Disregolazione emozionale.
- Il funzionamento metacognitivo può rapidamente collassare di fronte a un’eccesiva attivazione emotiva, come può essere il caso di una esperienza di forte ansia. Le persone con esperienze di attaccamento traumatiche possono diventare più vulnerabili e sensibili a tale attivazione e perdere più facilmente le capacità di mentalizzazione (Allen, 2003). I modelli cognitivi dell’ansia sociale postulano che l’iper-reattività e la disregolazione emozionale rappresentano elementi fondamentali che caratterizzano tali disturbi (Hermann, Ofer, & Flor, 2004; Hofmann, 2004; Li et al., 2016).
Nell’ansia sociale si riscontra una scarsa efficacia nell’utilizzo di adeguate e funzionali strategie di regolazione emotiva come, ad esempio, il reappraisal cognitivo, ovvero la capacità di modificare il significato o l’importanza della situazione con l’obiettivo di alterare la risposta emozionale (Goldin, Jazaieri, Hahn, Ziv, & Gross, 2013). Ciò può essere dovuto a un deficit nella abilità di regolazione emozionale (Werner, Goldin, Ball, Heimberg, & Gross, 2011) e in altri casi può dipendere anche dalla ferma convinzione di non essere capace di gestire le proprie emozioni (De Castella et al., 2014; Werner et al., 2011). Per quanto attiene alle strategie di modulazione della risposta, le persone con ansia sociale mostrano una tendenza cronica nell’utilizzo della soppressione emotiva. Infine, nelle forme di ansia sociale abbastanza severe, come può essere il disturbo evitante di personalità, un aspetto peculiare è rappresentato dalla presenza di alessitimia.

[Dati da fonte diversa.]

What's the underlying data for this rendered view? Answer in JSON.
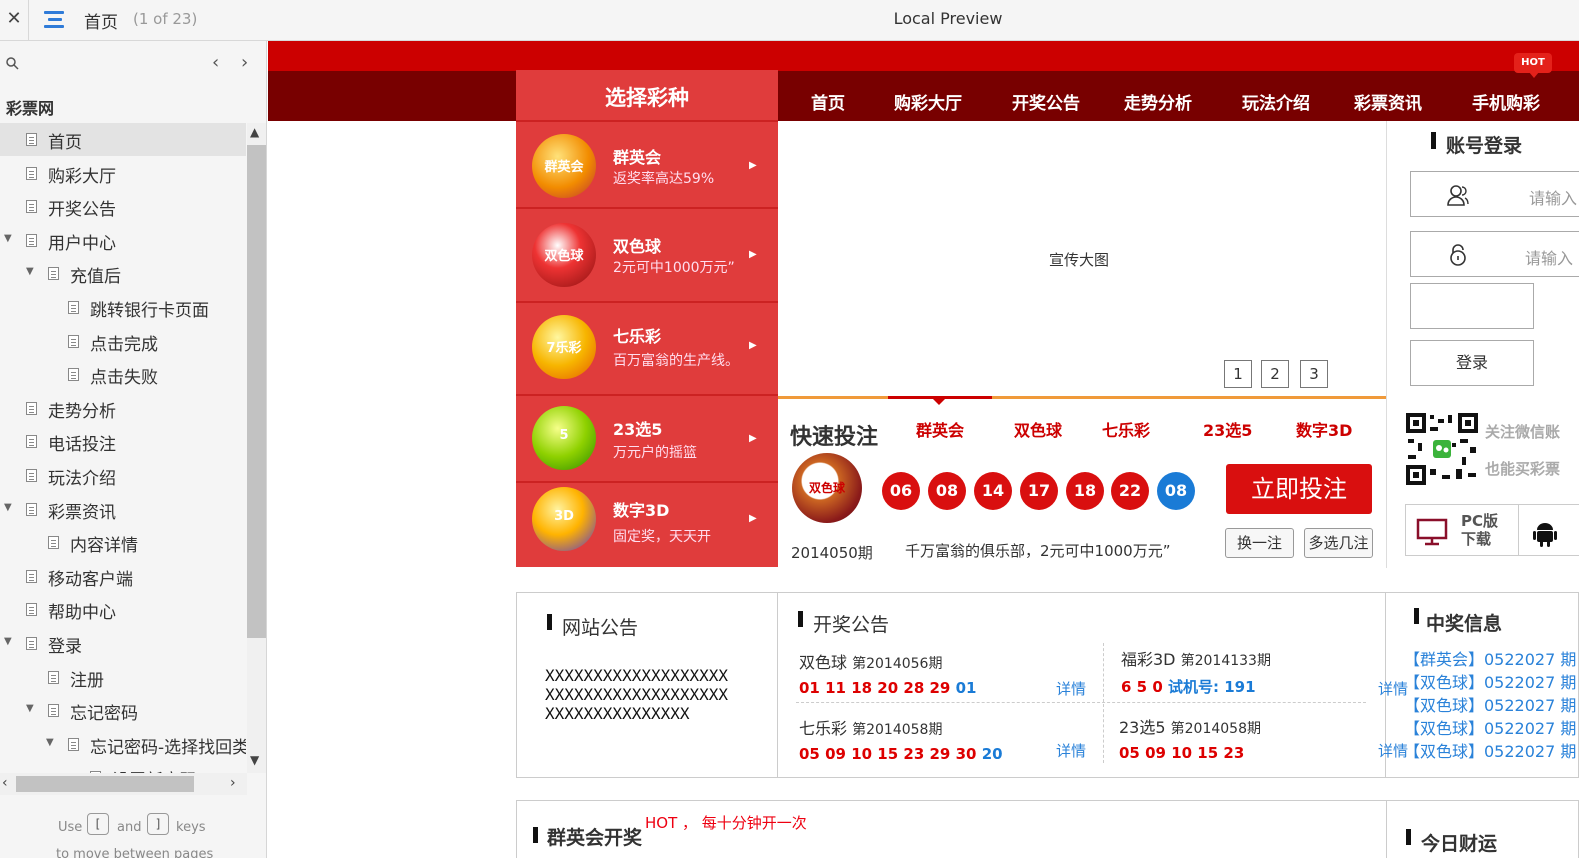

Il modello qui proposto prevede che, quando entra in contatto con una situazione sociale temuta, la persona con ansia sociale valuta tale contesto come minaccioso in quanto scatta, automaticamente e immediatamente, l’aspettativa di giudizio negativo o di rifiuto da parte degli altri. Tale valutazione comporta, da un lato l’attivazione di intense esperienze di ansia, e dall’altro l’attivazione del sistema motivazionale di rango adatto a gestire tale tipo di ruolo sociale. La difficoltà a regolare l’elevato stato di arousal emotivo e l’attivazione del sistema di rango, possono implicare un collasso temporaneo del funzionamento metacognitivo, in special modo della funzione di decentramento. Ciò comporta un funzionamento personale caratterizzato da auto-focalizzazione, da egocentrismo cognitivo e autoreferenzialità. La persona, per gestire tale situazione, può ricorrere istintivamente all’evitamento e, se tale soluzione non può essere attuata, mette in atto un’altra strategia per la gestione del confronto sociale, ossia quella di assumere una posizione di sottomissione o subordinazione all’altro. Tale strategia ha lo scopo di evitare di subire danni, come il rifiuto e l’esclusione sociale, e di preservare l’inclusione sociale e l’accesso anche minimo alle risorse sociali.